About your myocardial perfusion imaging test
If your doctor has recommended a heart scan or a stress test with nuclear imaging, you will undergo a myocardial perfusion study with nuclear imaging. This may also be called a heart scan or a SPECT imaging study. This is a unique modality of medical testing because it provides a nuclear cardiologist with information about both the structure and function of the heart. Nuclear imaging procedures identify abnormalities very early in the progress of a disease, often before other diagnostic tests can identify the same problems and before serious symptoms occur. The pictures from the perfusion study let us look at the blood flow in the arteries leading to your heart and also how well the heart is beating.
If you are able to exercise, you will walk on a treadmill. The exercise will start slowly and increase in both speed and incline every three minutes. Your heart will be monitored continuously through the exercise portion of the study and your blood pressure will be checked several times by the technologist. If exercise is difficult for you, a medication will be used to increase the blood flow to the heart. This is a very short acting medication and may occasionally cause symptoms such as hot flashes or flushing and nausea and headache. The symptoms resolve very quickly after the medication is stopped and are not dangerous.

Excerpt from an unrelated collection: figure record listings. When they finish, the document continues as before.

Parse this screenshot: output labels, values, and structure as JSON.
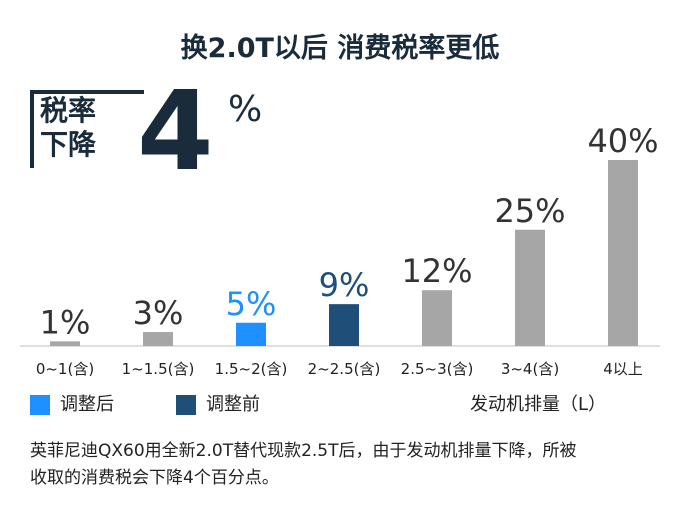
{
  "title": "换2.0T以后 消费税率更低",
  "rate_callout": {
    "label_line1": "税率",
    "label_line2": "下降",
    "value": "4",
    "unit": "%"
  },
  "chart_data": {
    "type": "bar",
    "categories": [
      "0~1(含)",
      "1~1.5(含)",
      "1.5~2(含)",
      "2~2.5(含)",
      "2.5~3(含)",
      "3~4(含)",
      "4以上"
    ],
    "values": [
      1,
      3,
      5,
      9,
      12,
      25,
      40
    ],
    "data_labels": [
      "1%",
      "3%",
      "5%",
      "9%",
      "12%",
      "25%",
      "40%"
    ],
    "bar_roles": [
      "other",
      "other",
      "after",
      "before",
      "other",
      "other",
      "other"
    ],
    "ylim": [
      0,
      40
    ],
    "colors": {
      "after": "#1e90ff",
      "before": "#1f4e79",
      "other": "#a6a6a6",
      "axis": "#bfbfbf"
    },
    "label_colors": {
      "after": "#1e90ff",
      "before": "#1f4e79",
      "other": "#333333"
    },
    "xlabel": "发动机排量（L）",
    "legend": [
      {
        "name": "调整后",
        "color": "#1e90ff"
      },
      {
        "name": "调整前",
        "color": "#1f4e79"
      }
    ]
  },
  "caption_line1": "英菲尼迪QX60用全新2.0T替代现款2.5T后，由于发动机排量下降，所被",
  "caption_line2": "收取的消费税会下降4个百分点。"
}
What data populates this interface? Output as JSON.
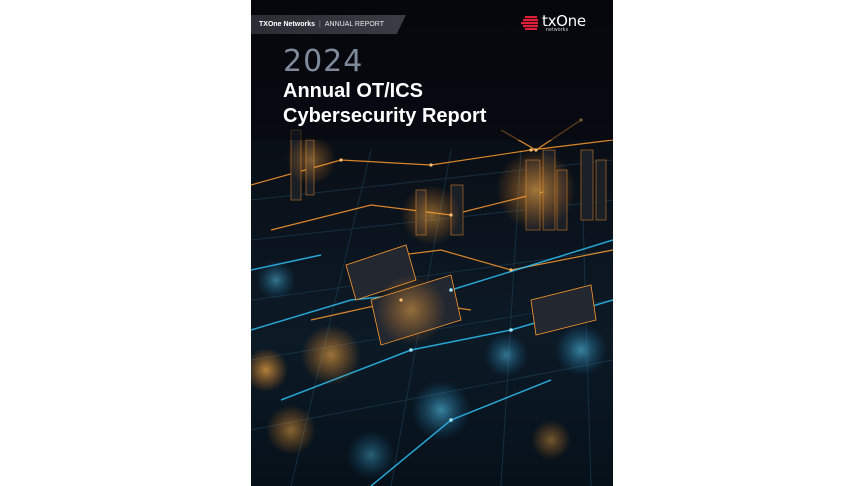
{
  "cover": {
    "brand": "TXOne Networks",
    "category": "ANNUAL REPORT",
    "logo_word": "txOne",
    "logo_sub": "networks",
    "year": "2024",
    "title_line1": "Annual OT/ICS",
    "title_line2": "Cybersecurity Report"
  },
  "colors": {
    "accent": "#e0203a",
    "glow_orange": "#ff9a2e",
    "glow_cyan": "#2ec9ff",
    "background": "#05070c"
  }
}
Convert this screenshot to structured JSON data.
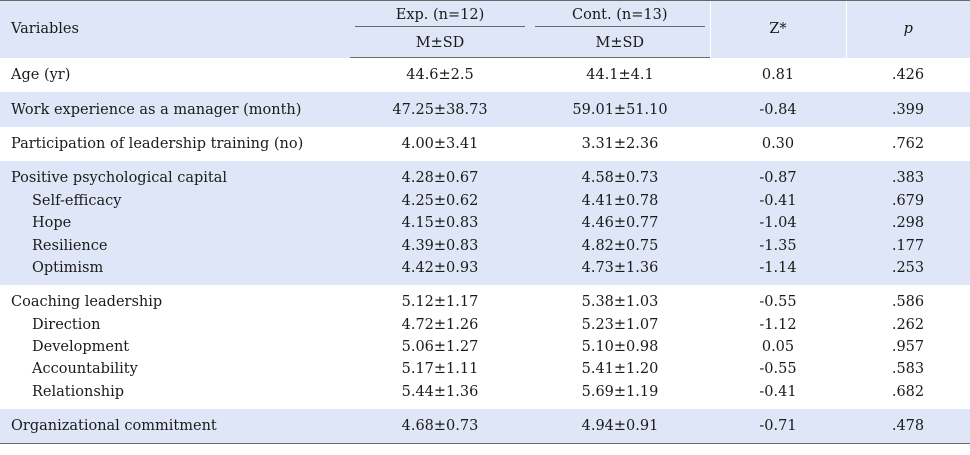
{
  "header": {
    "variables": "Variables",
    "exp": "Exp. (n=12)",
    "cont": "Cont. (n=13)",
    "msd_exp": "M±SD",
    "msd_cont": "M±SD",
    "z": "Z*",
    "p": "p"
  },
  "rows": [
    {
      "label": "Age (yr)",
      "exp": "44.6±2.5",
      "cont": "44.1±4.1",
      "z": "0.81",
      "p": ".426"
    },
    {
      "label": "Work experience as a manager (month)",
      "exp": "47.25±38.73",
      "cont": "59.01±51.10",
      "z": "-0.84",
      "p": ".399"
    },
    {
      "label": "Participation of leadership training (no)",
      "exp": "4.00±3.41",
      "cont": "3.31±2.36",
      "z": "0.30",
      "p": ".762"
    },
    {
      "label": "Positive psychological capital",
      "exp": "4.28±0.67",
      "cont": "4.58±0.73",
      "z": "-0.87",
      "p": ".383"
    },
    {
      "label": "Self-efficacy",
      "exp": "4.25±0.62",
      "cont": "4.41±0.78",
      "z": "-0.41",
      "p": ".679"
    },
    {
      "label": "Hope",
      "exp": "4.15±0.83",
      "cont": "4.46±0.77",
      "z": "-1.04",
      "p": ".298"
    },
    {
      "label": "Resilience",
      "exp": "4.39±0.83",
      "cont": "4.82±0.75",
      "z": "-1.35",
      "p": ".177"
    },
    {
      "label": "Optimism",
      "exp": "4.42±0.93",
      "cont": "4.73±1.36",
      "z": "-1.14",
      "p": ".253"
    },
    {
      "label": "Coaching leadership",
      "exp": "5.12±1.17",
      "cont": "5.38±1.03",
      "z": "-0.55",
      "p": ".586"
    },
    {
      "label": "Direction",
      "exp": "4.72±1.26",
      "cont": "5.23±1.07",
      "z": "-1.12",
      "p": ".262"
    },
    {
      "label": "Development",
      "exp": "5.06±1.27",
      "cont": "5.10±0.98",
      "z": "0.05",
      "p": ".957"
    },
    {
      "label": "Accountability",
      "exp": "5.17±1.11",
      "cont": "5.41±1.20",
      "z": "-0.55",
      "p": ".583"
    },
    {
      "label": "Relationship",
      "exp": "5.44±1.36",
      "cont": "5.69±1.19",
      "z": "-0.41",
      "p": ".682"
    },
    {
      "label": "Organizational commitment",
      "exp": "4.68±0.73",
      "cont": "4.94±0.91",
      "z": "-0.71",
      "p": ".478"
    }
  ]
}
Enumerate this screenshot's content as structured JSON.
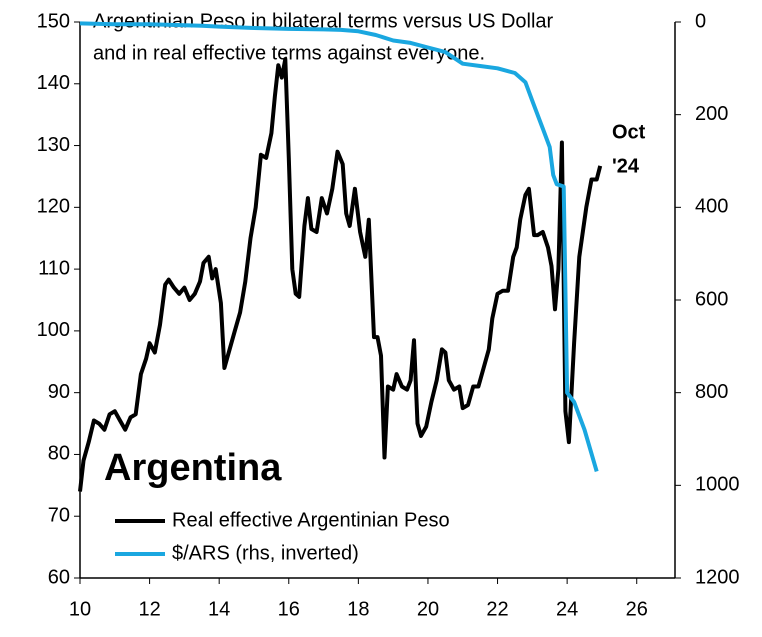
{
  "chart_data": {
    "type": "line",
    "title": [
      "Argentinian Peso in bilateral terms versus US Dollar",
      "and in real effective terms against everyone."
    ],
    "label": "Argentina",
    "annotation": [
      "Oct",
      "'24"
    ],
    "xlim": [
      10,
      27.1
    ],
    "xticks": [
      10,
      12,
      14,
      16,
      18,
      20,
      22,
      24,
      26
    ],
    "ylim": [
      60,
      150
    ],
    "yticks": [
      60,
      70,
      80,
      90,
      100,
      110,
      120,
      130,
      140,
      150
    ],
    "y2lim": [
      1200,
      0
    ],
    "y2ticks": [
      0,
      200,
      400,
      600,
      800,
      1000,
      1200
    ],
    "series": [
      {
        "name": "Real effective Argentinian Peso",
        "color": "#000000",
        "x": [
          10.0,
          10.1,
          10.25,
          10.4,
          10.55,
          10.7,
          10.85,
          11.0,
          11.15,
          11.3,
          11.45,
          11.6,
          11.75,
          11.9,
          12.0,
          12.15,
          12.3,
          12.45,
          12.55,
          12.7,
          12.85,
          13.0,
          13.15,
          13.3,
          13.45,
          13.55,
          13.7,
          13.8,
          13.9,
          14.05,
          14.1,
          14.15,
          14.3,
          14.45,
          14.6,
          14.75,
          14.9,
          15.05,
          15.2,
          15.35,
          15.5,
          15.6,
          15.7,
          15.8,
          15.9,
          16.0,
          16.1,
          16.2,
          16.3,
          16.45,
          16.55,
          16.65,
          16.8,
          16.95,
          17.1,
          17.25,
          17.4,
          17.55,
          17.65,
          17.75,
          17.9,
          18.05,
          18.2,
          18.3,
          18.45,
          18.55,
          18.65,
          18.75,
          18.85,
          19.0,
          19.1,
          19.25,
          19.4,
          19.5,
          19.6,
          19.7,
          19.8,
          19.95,
          20.1,
          20.25,
          20.4,
          20.5,
          20.6,
          20.75,
          20.9,
          21.0,
          21.15,
          21.3,
          21.45,
          21.6,
          21.75,
          21.85,
          22.0,
          22.15,
          22.3,
          22.45,
          22.55,
          22.65,
          22.8,
          22.9,
          23.05,
          23.15,
          23.3,
          23.45,
          23.55,
          23.65,
          23.75,
          23.85,
          23.95,
          24.05,
          24.2,
          24.35,
          24.55,
          24.7,
          24.85,
          24.95
        ],
        "values": [
          74,
          79,
          82,
          85.5,
          85,
          84,
          86.5,
          87,
          85.5,
          84,
          86,
          86.5,
          93,
          95.5,
          98,
          96.5,
          101,
          107.5,
          108.3,
          107,
          106,
          107,
          105,
          106,
          108,
          111,
          112,
          108.5,
          110,
          104.5,
          99,
          94,
          97,
          100,
          103,
          108,
          115,
          120,
          128.5,
          128,
          132,
          138,
          143,
          141,
          144,
          128,
          110,
          106,
          105.5,
          117,
          121.5,
          116.5,
          116,
          121.5,
          119,
          123,
          129,
          127,
          119,
          117,
          123,
          116,
          112,
          118,
          99,
          99,
          96,
          79.5,
          91,
          90.5,
          93,
          91,
          90.5,
          92,
          98.5,
          85,
          83,
          84.5,
          88.5,
          92,
          97,
          96.5,
          92,
          90.5,
          91,
          87.5,
          88,
          91,
          91,
          94,
          97,
          102,
          106,
          106.5,
          106.5,
          112,
          113.5,
          118,
          122,
          123,
          115.5,
          115.5,
          116,
          113.5,
          110.5,
          103.5,
          110,
          130.5,
          87,
          82,
          98,
          112,
          120,
          124.5,
          124.5,
          126.7
        ]
      },
      {
        "name": "$/ARS (rhs, inverted)",
        "color": "#1aa7e0",
        "axis": "y2",
        "x": [
          10.0,
          11,
          12,
          13,
          13.5,
          14,
          15,
          16,
          17,
          17.5,
          18,
          18.5,
          19,
          19.5,
          20,
          20.5,
          21,
          21.5,
          22,
          22.5,
          22.8,
          23.0,
          23.3,
          23.5,
          23.6,
          23.7,
          23.9,
          24.0,
          24.2,
          24.5,
          24.85
        ],
        "values": [
          3,
          5,
          5,
          7,
          8,
          10,
          13,
          15,
          16,
          17,
          20,
          28,
          40,
          45,
          55,
          65,
          90,
          95,
          100,
          110,
          130,
          170,
          230,
          270,
          330,
          350,
          355,
          800,
          820,
          880,
          970
        ]
      }
    ]
  }
}
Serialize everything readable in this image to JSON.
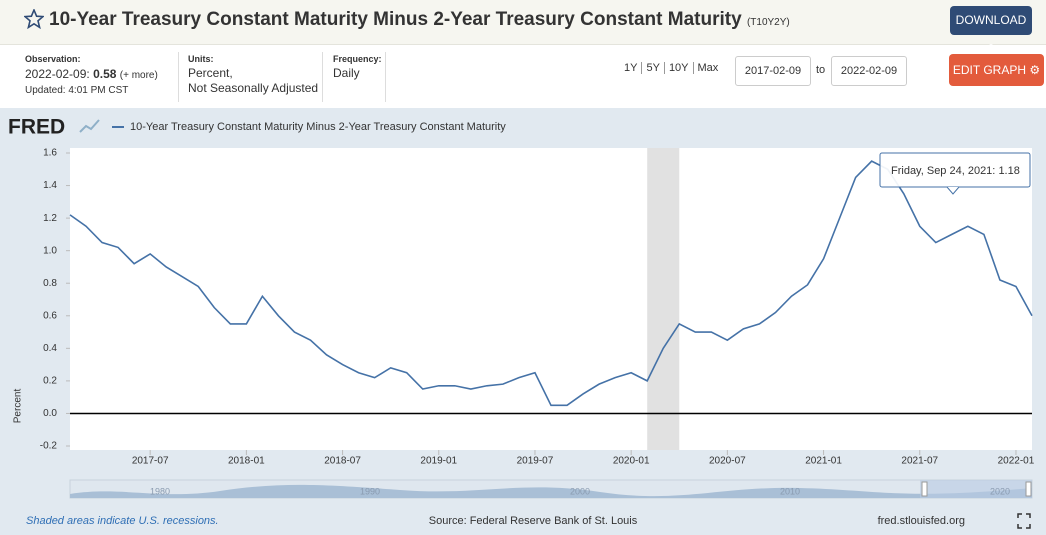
{
  "header": {
    "title": "10-Year Treasury Constant Maturity Minus 2-Year Treasury Constant Maturity",
    "series_id": "(T10Y2Y)",
    "download": "DOWNLOAD"
  },
  "info": {
    "observation_label": "Observation:",
    "observation_date": "2022-02-09:",
    "observation_value": 0.58,
    "more": "(+ more)",
    "updated": "Updated: 4:01 PM CST",
    "units_label": "Units:",
    "units": [
      "Percent,",
      "Not Seasonally Adjusted"
    ],
    "frequency_label": "Frequency:",
    "frequency": "Daily",
    "ranges": [
      "1Y",
      "5Y",
      "10Y",
      "Max"
    ],
    "start": "2017-02-09",
    "to": "to",
    "end": "2022-02-09",
    "edit": "EDIT GRAPH"
  },
  "chart_data": {
    "type": "line",
    "logo": "FRED",
    "ylabel": "Percent",
    "x": [
      "2017-02",
      "2017-03",
      "2017-04",
      "2017-05",
      "2017-06",
      "2017-07",
      "2017-08",
      "2017-09",
      "2017-10",
      "2017-11",
      "2017-12",
      "2018-01",
      "2018-02",
      "2018-03",
      "2018-04",
      "2018-05",
      "2018-06",
      "2018-07",
      "2018-08",
      "2018-09",
      "2018-10",
      "2018-11",
      "2018-12",
      "2019-01",
      "2019-02",
      "2019-03",
      "2019-04",
      "2019-05",
      "2019-06",
      "2019-07",
      "2019-08",
      "2019-09",
      "2019-10",
      "2019-11",
      "2019-12",
      "2020-01",
      "2020-02",
      "2020-03",
      "2020-04",
      "2020-05",
      "2020-06",
      "2020-07",
      "2020-08",
      "2020-09",
      "2020-10",
      "2020-11",
      "2020-12",
      "2021-01",
      "2021-02",
      "2021-03",
      "2021-04",
      "2021-05",
      "2021-06",
      "2021-07",
      "2021-08",
      "2021-09",
      "2021-10",
      "2021-11",
      "2021-12",
      "2022-01",
      "2022-02"
    ],
    "series": [
      {
        "name": "10-Year Treasury Constant Maturity Minus 2-Year Treasury Constant Maturity",
        "color": "#4572a7",
        "values": [
          1.22,
          1.15,
          1.05,
          1.02,
          0.92,
          0.98,
          0.9,
          0.84,
          0.78,
          0.65,
          0.55,
          0.55,
          0.72,
          0.6,
          0.5,
          0.45,
          0.36,
          0.3,
          0.25,
          0.22,
          0.28,
          0.25,
          0.15,
          0.17,
          0.17,
          0.15,
          0.17,
          0.18,
          0.22,
          0.25,
          0.05,
          0.05,
          0.12,
          0.18,
          0.22,
          0.25,
          0.2,
          0.4,
          0.55,
          0.5,
          0.5,
          0.45,
          0.52,
          0.55,
          0.62,
          0.72,
          0.79,
          0.95,
          1.2,
          1.45,
          1.55,
          1.5,
          1.35,
          1.15,
          1.05,
          1.1,
          1.15,
          1.1,
          0.82,
          0.78,
          0.6
        ]
      }
    ],
    "xlim": [
      "2017-02",
      "2022-02"
    ],
    "xticks": [
      "2017-07",
      "2018-01",
      "2018-07",
      "2019-01",
      "2019-07",
      "2020-01",
      "2020-07",
      "2021-01",
      "2021-07",
      "2022-01"
    ],
    "ylim": [
      -0.2,
      1.6
    ],
    "yticks": [
      -0.2,
      {
        "value": 0,
        "label": "0.0"
      },
      0.2,
      0.4,
      0.6,
      0.8,
      {
        "value": 1,
        "label": "1.0"
      },
      1.2,
      1.4,
      1.6
    ],
    "recession": {
      "start": "2020-02",
      "end": "2020-04"
    },
    "tooltip": {
      "label": "Friday, Sep 24, 2021:",
      "value": 1.18
    },
    "navigator_labels": [
      "1980",
      "1990",
      "2000",
      "2010",
      "2020"
    ]
  },
  "footer": {
    "note": "Shaded areas indicate U.S. recessions.",
    "source": "Source: Federal Reserve Bank of St. Louis",
    "site": "fred.stlouisfed.org"
  }
}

The nuclear perfusion study is noninvasive and painless. There is a very small amount of nuclear or radioactive material used in the study. The material is referred to as a radiotracer or radiopharmaceutical. The radiotracer behaves in the body as if it were potassium, one of the most common electrolytes in the body. This property allows the radiotracer to concentrate in the heart in the distribution of the blood flow and to be eliminated a short time later by the kidney. The tracer gives off energy which passes through the body and is detected by a special camera called a gamma camera. Some people have concerns about exposing themselves to a radioactive material. The radiotracers that we use have been used for many years in thousands of patients and are considered safe. Our lab endeavors to administer the lowest possible dose of radiation. The dose received by most patients is similar to what they are exposed to by natural background radiation (such as the sun) over a 2-3 year period.
During the test
You will lie on an examination table under the gamma camera. You will be positioned under the camera for a variable amount of time while the camera takes a series of pictures. Because the pictures are taken at a constant rate, it’s important to keep still.
The average imaging time is less than one hour.
A computer connected to the camera detects the radiation coming from the body organ being examined and forms a series of images. These images are interpreted by the nuclear cardiologist who will identify abnormalities in either structure or function of the heart. The results of the study is usually available by the evening of the test and will be communicated to your doctors the following day.